Sementara itu kaum Khawarij berpendapat bahwa biang keladi perpecahan umat Islam adalah Ali, Muawiyah dan Amr bin al-Ash. Oleh sebab itu mereka sepakat membunuh ketiga tokoh itu pada waktu yang sama.

Abdurrahman bin Muljan berhasil menikam Ali dalam shalat subuh di mesjid Kufah. Barak bin Abdillah al-Tamimi berhasil menikam Muawiyah tetapi hanya terluka dan tidak membahayakannya. ‘Amr bin Bakr alTamimi tidak berhasil menikam ‘Amr karena sakit tidak keluar  pada waktu subuh itu. Orang yang terbunuh adalah yang menggantikannya sebagai imam shalat.112

Peristiwa itu terjadi pada bulan Ramadhan 40 H (Januari 661 M). Dalam beberapa hari setelah penikaman itu, Ali meninggal dunia dalam usia enam puluh tiga tahun, setelah memerintah selama lima tahun. Dengan wafatnya khalifah keempat itu berakhirlah pemerintahan al-Khulafa’ al-Rasyidun.

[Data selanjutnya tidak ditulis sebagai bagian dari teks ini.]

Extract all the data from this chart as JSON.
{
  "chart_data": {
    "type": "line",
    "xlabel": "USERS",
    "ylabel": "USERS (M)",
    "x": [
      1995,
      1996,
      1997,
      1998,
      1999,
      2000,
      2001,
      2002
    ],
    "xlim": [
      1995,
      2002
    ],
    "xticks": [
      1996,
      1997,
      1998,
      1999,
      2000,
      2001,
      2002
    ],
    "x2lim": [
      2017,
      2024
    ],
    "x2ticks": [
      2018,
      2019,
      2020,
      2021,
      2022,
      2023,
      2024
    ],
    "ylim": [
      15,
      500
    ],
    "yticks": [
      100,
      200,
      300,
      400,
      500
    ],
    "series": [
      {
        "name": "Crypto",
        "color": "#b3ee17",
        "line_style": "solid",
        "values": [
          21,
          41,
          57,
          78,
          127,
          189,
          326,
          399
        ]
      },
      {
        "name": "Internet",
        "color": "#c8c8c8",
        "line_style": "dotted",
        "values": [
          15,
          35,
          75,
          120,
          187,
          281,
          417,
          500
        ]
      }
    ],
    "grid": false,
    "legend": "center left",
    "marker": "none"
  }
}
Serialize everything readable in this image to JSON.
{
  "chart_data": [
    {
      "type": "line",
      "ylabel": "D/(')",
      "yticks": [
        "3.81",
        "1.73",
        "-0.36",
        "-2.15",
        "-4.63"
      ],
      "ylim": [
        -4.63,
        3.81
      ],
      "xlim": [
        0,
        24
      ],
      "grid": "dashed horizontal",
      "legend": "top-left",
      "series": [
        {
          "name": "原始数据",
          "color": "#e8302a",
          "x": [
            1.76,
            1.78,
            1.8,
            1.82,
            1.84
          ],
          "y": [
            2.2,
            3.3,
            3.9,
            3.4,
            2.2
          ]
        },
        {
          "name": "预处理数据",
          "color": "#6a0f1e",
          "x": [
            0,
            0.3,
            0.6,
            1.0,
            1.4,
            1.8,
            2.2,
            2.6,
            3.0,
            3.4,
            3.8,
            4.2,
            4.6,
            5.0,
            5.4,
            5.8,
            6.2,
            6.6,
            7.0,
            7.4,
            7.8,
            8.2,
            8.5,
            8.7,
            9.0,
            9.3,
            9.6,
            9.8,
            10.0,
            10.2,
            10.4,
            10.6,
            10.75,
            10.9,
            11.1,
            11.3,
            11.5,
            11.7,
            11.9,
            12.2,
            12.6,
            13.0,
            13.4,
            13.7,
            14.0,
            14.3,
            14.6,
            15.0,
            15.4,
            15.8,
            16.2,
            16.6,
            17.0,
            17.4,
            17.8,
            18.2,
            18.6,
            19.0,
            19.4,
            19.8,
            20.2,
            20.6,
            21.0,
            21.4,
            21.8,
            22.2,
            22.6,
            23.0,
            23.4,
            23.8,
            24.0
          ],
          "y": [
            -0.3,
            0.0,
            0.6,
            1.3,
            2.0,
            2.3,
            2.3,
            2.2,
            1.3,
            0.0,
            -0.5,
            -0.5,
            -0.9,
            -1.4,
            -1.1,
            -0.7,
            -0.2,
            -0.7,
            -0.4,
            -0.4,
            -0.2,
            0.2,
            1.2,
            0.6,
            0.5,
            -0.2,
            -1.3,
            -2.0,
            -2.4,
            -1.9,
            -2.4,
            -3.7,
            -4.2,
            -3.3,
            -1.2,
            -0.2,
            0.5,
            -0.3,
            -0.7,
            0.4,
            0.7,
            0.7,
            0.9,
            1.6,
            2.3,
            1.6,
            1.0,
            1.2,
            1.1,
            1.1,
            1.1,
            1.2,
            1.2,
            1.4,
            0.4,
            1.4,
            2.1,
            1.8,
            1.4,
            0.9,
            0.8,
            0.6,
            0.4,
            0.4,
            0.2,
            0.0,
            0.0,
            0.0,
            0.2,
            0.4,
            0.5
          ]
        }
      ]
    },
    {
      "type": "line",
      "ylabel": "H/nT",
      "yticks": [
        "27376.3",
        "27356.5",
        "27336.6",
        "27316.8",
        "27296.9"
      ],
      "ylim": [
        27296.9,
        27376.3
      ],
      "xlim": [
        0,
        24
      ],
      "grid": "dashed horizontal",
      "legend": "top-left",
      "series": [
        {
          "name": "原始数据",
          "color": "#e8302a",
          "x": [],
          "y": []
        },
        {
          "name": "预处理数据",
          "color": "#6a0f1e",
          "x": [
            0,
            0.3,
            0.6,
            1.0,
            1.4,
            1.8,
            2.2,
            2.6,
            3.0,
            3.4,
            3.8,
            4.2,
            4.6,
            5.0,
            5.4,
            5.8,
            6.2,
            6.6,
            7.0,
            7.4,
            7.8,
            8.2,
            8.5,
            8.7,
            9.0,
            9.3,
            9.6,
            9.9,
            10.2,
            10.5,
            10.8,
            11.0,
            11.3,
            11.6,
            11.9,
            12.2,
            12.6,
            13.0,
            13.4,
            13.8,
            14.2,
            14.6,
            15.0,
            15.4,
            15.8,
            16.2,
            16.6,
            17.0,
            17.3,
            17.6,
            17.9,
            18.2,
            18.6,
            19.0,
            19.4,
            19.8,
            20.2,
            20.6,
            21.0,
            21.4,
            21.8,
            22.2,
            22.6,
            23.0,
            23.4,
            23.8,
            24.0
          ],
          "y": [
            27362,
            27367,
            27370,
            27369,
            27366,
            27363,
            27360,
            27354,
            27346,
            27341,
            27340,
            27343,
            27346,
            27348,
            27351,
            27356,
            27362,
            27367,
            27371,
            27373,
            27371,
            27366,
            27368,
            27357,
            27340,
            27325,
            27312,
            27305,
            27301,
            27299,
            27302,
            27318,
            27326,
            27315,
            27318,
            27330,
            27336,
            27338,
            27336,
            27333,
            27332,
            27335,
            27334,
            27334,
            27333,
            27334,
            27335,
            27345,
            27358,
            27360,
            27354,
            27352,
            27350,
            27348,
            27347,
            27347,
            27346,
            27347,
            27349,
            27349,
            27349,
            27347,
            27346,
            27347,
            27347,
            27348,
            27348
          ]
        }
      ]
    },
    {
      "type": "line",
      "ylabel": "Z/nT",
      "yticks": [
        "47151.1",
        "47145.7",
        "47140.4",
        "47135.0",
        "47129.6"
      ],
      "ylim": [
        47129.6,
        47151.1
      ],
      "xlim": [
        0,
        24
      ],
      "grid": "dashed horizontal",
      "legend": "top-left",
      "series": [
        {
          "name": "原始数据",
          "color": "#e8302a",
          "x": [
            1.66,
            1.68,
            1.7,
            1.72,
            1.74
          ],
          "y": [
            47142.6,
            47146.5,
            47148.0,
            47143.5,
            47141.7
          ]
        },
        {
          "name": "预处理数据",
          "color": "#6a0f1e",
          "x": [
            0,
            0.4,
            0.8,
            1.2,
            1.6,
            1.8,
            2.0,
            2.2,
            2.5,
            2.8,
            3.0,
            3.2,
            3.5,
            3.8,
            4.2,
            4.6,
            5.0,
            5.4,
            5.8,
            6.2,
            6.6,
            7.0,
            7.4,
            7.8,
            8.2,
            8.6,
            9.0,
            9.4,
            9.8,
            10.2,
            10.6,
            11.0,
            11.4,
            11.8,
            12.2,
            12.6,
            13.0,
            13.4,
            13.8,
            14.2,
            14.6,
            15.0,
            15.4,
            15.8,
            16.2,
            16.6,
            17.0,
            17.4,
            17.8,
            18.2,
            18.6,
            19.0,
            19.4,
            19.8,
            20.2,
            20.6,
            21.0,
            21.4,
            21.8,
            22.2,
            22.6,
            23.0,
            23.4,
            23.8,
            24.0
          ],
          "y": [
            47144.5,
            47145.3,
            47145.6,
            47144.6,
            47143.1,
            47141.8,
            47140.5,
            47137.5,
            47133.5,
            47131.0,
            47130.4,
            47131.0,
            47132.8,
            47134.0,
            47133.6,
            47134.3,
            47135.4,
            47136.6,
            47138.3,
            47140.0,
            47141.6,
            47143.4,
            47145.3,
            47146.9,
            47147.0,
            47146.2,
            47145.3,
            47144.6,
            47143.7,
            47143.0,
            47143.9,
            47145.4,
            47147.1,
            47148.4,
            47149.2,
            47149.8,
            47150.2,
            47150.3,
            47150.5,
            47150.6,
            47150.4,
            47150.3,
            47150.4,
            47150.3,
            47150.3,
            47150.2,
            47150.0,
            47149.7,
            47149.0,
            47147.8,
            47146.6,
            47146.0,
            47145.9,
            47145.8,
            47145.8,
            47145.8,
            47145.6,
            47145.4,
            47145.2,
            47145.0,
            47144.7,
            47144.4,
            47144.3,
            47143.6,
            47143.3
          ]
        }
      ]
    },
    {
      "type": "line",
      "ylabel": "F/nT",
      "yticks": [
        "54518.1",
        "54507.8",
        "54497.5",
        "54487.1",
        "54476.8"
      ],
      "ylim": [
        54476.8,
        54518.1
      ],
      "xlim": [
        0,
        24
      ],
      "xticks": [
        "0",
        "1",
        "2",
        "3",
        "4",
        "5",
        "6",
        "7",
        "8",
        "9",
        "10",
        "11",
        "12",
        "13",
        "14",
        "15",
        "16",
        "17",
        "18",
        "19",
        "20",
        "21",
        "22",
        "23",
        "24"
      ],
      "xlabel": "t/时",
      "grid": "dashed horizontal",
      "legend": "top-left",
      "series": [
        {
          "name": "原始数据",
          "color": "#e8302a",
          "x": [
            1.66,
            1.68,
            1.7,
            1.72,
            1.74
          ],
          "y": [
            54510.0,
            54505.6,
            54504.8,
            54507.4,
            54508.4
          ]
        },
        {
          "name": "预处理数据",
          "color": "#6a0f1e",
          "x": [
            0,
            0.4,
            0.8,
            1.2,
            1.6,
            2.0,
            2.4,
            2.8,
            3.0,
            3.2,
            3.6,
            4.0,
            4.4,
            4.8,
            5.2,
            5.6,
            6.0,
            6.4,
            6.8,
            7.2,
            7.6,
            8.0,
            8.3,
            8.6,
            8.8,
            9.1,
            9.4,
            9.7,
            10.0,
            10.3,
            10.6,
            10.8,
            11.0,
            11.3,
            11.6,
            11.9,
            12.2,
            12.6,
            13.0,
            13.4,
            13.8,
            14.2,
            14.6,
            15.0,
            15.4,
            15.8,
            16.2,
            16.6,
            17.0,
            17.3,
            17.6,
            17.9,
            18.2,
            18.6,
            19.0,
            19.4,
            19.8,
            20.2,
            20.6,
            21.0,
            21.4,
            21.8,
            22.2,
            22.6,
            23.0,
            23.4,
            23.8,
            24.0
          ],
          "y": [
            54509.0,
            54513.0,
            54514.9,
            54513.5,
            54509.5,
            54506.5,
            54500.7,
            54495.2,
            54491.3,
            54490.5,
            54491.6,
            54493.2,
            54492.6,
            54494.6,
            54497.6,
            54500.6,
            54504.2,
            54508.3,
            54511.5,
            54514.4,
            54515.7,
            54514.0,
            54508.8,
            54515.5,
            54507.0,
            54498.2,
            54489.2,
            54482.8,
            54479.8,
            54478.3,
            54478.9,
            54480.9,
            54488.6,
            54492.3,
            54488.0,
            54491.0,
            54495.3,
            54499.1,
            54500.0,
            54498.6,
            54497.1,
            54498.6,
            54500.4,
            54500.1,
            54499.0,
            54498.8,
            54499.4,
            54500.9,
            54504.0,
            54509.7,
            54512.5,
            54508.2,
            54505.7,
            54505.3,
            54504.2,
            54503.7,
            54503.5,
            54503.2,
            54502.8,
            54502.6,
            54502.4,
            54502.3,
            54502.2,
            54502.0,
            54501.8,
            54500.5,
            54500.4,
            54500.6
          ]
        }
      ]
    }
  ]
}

[1] Hasan Ibrahim Hasan, h. 505.

[2] Ibid., h. 506.

[3] M. Jamaluddin Surur, Al-Hayah al-Siyasyah fi al-Daulah al-Arabiyah alIslamiyah (Kairo: Dar al-Fikr al-‘Araby,1975), h. 68.

[4] Ahmad Syalabi, op.cit., h. 308-309.

[5] Ibid., h. 310.

[6] Ibid., h. 284.

[7] Ibid., h. 287.

[8] Ibn Katsir, Al-Kamil fi al-Tarikh, J. 3 (Bairut: Da’r al-Sadar, 1965),  h. 195.

[9] Ahmad Syalabi, op.cit., h. 290.

[10] Siti Maryam, dkk., Sejarah Peradaban Islam Dari Masa Klasik Hingga Modern, c. 3  (Yogyakarta: LESFI, 2009), h.56.

[11] Ahmad Syalabi, op.cit, h. 301.

[12] Ibid., h. 214.

Sumber:  Nasution, Syamruddin. “Sejarah Perkembangan Peradaban Islam.” (2017).